Eskiden ayıp olanlar ayıp değil artık.
Adını küçük düşürmek bile büyüklük sayılıyor. Şiddetin ağzı kulaklarında nefretin potansiyeli her geçen gün biraz daha güçleniyor.
Ne çocuklara sevgi kaldı ne büyüklere saygı ne de merhamet.
Paranın kokusu her şeyi bastırıyor.
Bakmayın koşuyoruz masallarına!
İki büklüm yürüme çağındayız.

***

Muhabbet bağları kurudu, dostluk bağlarının ipine un serildi.
İhtirası kontrol etmesi gereken ahlak yoldan çıktı dur diyen yok.
Yağ tenekelerine begonvil eken güzel insanlar kayboldu kötülükler istiflenir oldu.
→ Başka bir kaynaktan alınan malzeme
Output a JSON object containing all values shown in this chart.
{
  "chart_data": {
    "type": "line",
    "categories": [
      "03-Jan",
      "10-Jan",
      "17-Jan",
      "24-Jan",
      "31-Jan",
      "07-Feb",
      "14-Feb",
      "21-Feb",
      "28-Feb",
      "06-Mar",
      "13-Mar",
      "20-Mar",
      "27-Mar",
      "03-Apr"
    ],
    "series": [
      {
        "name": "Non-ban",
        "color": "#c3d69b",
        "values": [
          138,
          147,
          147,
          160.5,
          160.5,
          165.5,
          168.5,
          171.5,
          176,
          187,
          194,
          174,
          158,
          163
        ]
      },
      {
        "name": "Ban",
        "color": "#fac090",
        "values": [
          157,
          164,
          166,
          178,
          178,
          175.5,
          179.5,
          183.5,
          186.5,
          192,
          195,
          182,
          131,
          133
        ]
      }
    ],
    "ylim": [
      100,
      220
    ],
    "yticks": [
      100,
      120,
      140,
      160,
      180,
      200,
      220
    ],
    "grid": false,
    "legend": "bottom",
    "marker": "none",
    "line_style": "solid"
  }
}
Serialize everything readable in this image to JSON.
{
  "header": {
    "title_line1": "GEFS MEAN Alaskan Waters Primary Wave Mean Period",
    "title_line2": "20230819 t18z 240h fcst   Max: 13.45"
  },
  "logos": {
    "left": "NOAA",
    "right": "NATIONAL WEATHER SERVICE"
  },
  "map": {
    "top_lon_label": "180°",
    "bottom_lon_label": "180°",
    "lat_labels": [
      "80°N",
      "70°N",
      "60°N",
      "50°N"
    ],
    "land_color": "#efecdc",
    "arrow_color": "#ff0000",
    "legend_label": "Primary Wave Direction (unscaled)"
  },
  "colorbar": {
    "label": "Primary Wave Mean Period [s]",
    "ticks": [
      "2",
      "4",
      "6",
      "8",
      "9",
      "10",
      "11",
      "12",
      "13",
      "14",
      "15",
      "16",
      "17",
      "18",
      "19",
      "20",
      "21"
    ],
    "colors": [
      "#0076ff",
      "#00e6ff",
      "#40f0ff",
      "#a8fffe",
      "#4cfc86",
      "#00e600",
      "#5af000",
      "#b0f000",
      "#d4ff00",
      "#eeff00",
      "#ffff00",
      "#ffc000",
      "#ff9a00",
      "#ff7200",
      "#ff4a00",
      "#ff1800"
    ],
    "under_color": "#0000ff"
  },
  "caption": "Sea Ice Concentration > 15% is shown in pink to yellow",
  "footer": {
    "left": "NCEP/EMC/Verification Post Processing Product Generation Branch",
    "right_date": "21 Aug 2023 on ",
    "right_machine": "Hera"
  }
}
Oysa anıları biriktirmekti değerli olan kirleri değil.
Kötülüğün kalbine her gün yeni yumurtalarını bırakıyor hayat.
Paralı iblisler el üstünde, masumiyet diken üstünde!
Artık dürüst ve onurlu insanların yere serilme çağındayız.

***

Şeytanı haklamaktan vazgeçildi, üstüne üstlük sosyal medyada lağım farelerine "kontör" yüklendi.
Makyajlı kurt masallarıyla donatılan televizyon dizilerinde kırmızı başlıklı kızlar harcandı gitti.
Kötülüğün ve yalanın bu kadar palazlanması insanların umurunda değil.
Başkalarının çocuklarını harcayanların çocukları da harcanacaktır. Başkalarının alın terini yok edenlerin de ecel terleri dökeceği günler olacaktır.
Çöplerden beslenen insanları işaret ediyoruz, "açlıktan kim ölmüş" diyenleri buluyoruz karşımızda.
"Kuşlar gibi de yaşanır böcekler gibi de" diyoruz manzara değişmiyor.
Zalimlik borsasında insan hayatını ucuza kapatmak itibar görüyor!
Görünenlere bakılırsa diri diri toprağa gömülme çağındayız.

***

Toprak ana kaşını kaldırdığında hiçbirimiz ayakta kalamayız, hepimizin ödeyeceği bir bedel olacak. O bedeli ödemeden gönül almak yok.
Ruh kuraklığı toprağın kuraklığından daha tehlikeli ama cehaletin getirisi büyük. Yasalar bile kötülerden ve güçlülerden yana.
Çocuklarımız adına ne büyük tehlikedir ki; "bu ülkede kaliteli insan sayısının artmasından endişe ediliyor!" Mahkemeye masum giren suçlu çıkıyor, insanları dolandıran kabadayılar sorgulanmaya bile gerek duyulmadan yurt dışına çıkıyor.
Her taşın altından planlı programlı geleceği imha senaryoları çıkıyor.
Bakmayın öyle dışı yaldızlı içi paslı teneke masallara, durduğumuz yerde çürüme çağındayız.

MUTLULUK TAKVİMİ
Mesleğinin gereğini yap.
Gece ışığı kapat müzik dinle.
Çocuklara satranç öğret.
Kan ver.

Sen kaçan uykumsun
İkinci ruhum
Bir iç titremesi
Hassasiyetim
Gönüllü sürgünüm
Kendi sevdamda
Mahrumiyetim
Mahremiyetim

Senin gözlerinde
Kırık ışıklar
Sebebi ben miyim
Korkularının
Yazıl kaderime
Bir mühür gibi
Kaçıncı şahsıyım
Duygularının
Hakkı YALÇIN

Ortamı ve parayı beğenmezse "taşlar bile yerine oturmuyor" artık.

Bize yetiyor!
Eskiden film afişleri süslerdi duvarları, şimdi film içinde filmler bile yadırganmıyor. Hasmına bile hoşgörüsü olurdu insanların şimdi zarafeti kimse anmıyor.
Birçokları şeytanlık peşinde! Sosyal medya mezbahalarındaki çetelerini yemleyenler, "tavşan kanı" çaylarını demliyorlar büyük bir keyifle!
Bizler hayattan umduğumuzu bulamayınca yıldızları seyrediyoruz.
Bir şarkı dinliyoruz, derdimize derman masalıyla. Siyah beyaz yılların özlemiyle yanıp tutuşuyoruz. Çiçekleri suluyoruz çocuklarımıza dua ederken. Bize yetiyor da artıyor!